猫は虎の心を知らず
ねこはとらのこころをしらず
【意味】
外見は似ていても、猫には虎の心がわからない。
小人物には、大人物の考えは理解できないというたとえ。
【参考文献】
『成語林』旺文社、『広辞苑』岩波書店、『大漢語林』大修館書店、『四字熟語の辞典』三省堂、ほか。参考文献の全リストはこちら
【猫的解釈】
【雑学】
『猫の草子』=虎が小型化して猫に?
『御伽草子(おとぎそうし)』は、婦女童幼の読み物として、 遅くとも江戸時代の中期までにまとめられた物語集である。
その中に『猫の草子』という話がある。
それまで紐に繋がれて大事に飼育されることが多かった猫たちが、おふれにより、紐から放たれた。 猫たちは ネズミ退治に精を出し、京の人々は大喜び。
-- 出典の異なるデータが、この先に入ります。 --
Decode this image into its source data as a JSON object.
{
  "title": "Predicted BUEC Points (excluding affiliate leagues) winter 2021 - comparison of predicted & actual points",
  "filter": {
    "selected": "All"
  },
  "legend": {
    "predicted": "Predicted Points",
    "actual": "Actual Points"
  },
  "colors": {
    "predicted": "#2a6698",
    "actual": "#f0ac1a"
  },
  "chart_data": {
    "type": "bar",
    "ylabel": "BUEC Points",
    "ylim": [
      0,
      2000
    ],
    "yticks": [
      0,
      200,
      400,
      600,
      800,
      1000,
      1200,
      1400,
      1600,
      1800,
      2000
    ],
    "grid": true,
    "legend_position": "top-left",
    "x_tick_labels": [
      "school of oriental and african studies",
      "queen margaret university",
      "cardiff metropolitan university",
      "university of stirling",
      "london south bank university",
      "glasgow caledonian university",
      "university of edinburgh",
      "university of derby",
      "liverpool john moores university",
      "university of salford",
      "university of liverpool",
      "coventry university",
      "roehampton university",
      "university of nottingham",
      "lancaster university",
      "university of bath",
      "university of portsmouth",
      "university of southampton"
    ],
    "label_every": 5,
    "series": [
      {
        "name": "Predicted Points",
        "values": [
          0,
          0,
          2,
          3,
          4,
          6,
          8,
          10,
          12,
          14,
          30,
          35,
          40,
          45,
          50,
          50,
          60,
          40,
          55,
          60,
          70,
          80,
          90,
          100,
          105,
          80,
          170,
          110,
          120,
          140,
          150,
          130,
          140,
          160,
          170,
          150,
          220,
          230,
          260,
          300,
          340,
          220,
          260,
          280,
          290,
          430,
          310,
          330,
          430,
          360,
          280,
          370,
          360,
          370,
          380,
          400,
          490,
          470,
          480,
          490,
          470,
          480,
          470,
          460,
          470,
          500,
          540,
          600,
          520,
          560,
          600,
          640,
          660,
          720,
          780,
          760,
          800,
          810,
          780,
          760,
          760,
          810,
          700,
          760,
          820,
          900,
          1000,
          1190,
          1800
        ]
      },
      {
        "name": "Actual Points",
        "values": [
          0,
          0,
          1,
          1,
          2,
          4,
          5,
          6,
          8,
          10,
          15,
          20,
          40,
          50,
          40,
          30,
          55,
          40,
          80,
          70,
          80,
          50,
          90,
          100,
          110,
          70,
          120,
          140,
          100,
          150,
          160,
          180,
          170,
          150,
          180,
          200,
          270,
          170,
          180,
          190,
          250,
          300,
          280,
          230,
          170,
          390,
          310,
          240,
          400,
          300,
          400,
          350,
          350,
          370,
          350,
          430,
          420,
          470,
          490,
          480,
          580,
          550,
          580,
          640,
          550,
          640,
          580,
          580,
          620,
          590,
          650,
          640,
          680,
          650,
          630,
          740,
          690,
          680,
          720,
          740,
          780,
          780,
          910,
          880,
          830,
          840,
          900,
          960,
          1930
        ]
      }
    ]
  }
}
ネズミたちは困惑し、尊いお坊様になんとかしてくれと直訴する。
すると翌日には早速「虎毛の猫」があらわれて、今度は猫の言い分を直訴する。 その中で猫は自分のことをこんな風に言っている。
「われは、これ、天竺唐土に恐れをなす、虎の子孫なり。
日本は小国なり、国に相応して、これを渡さるる。
その子細によって、日本に虎これなし。・・・」(口語訳)
「自分は、あの、インドや中国で恐れられている、虎の子孫です。
日本は小さな国ですから、体もそれ相応にして、渡来しました。
そういう事情ですから、日本には虎がいないのです。・・・」
お坊様は猫とネズミの両方の話を聞くが、特に何をするでもなく、結局ネズミたちは、もっと安全な地へ引っ越していく。
「猫殿だって、犬に追いかけられて無惨な姿をさらすことだってあるんだし。 鼠とる猫のうしろに犬のゐて狙ふものこそ狙はれにけり」
と捨て台詞(捨て和歌?)を残しながら。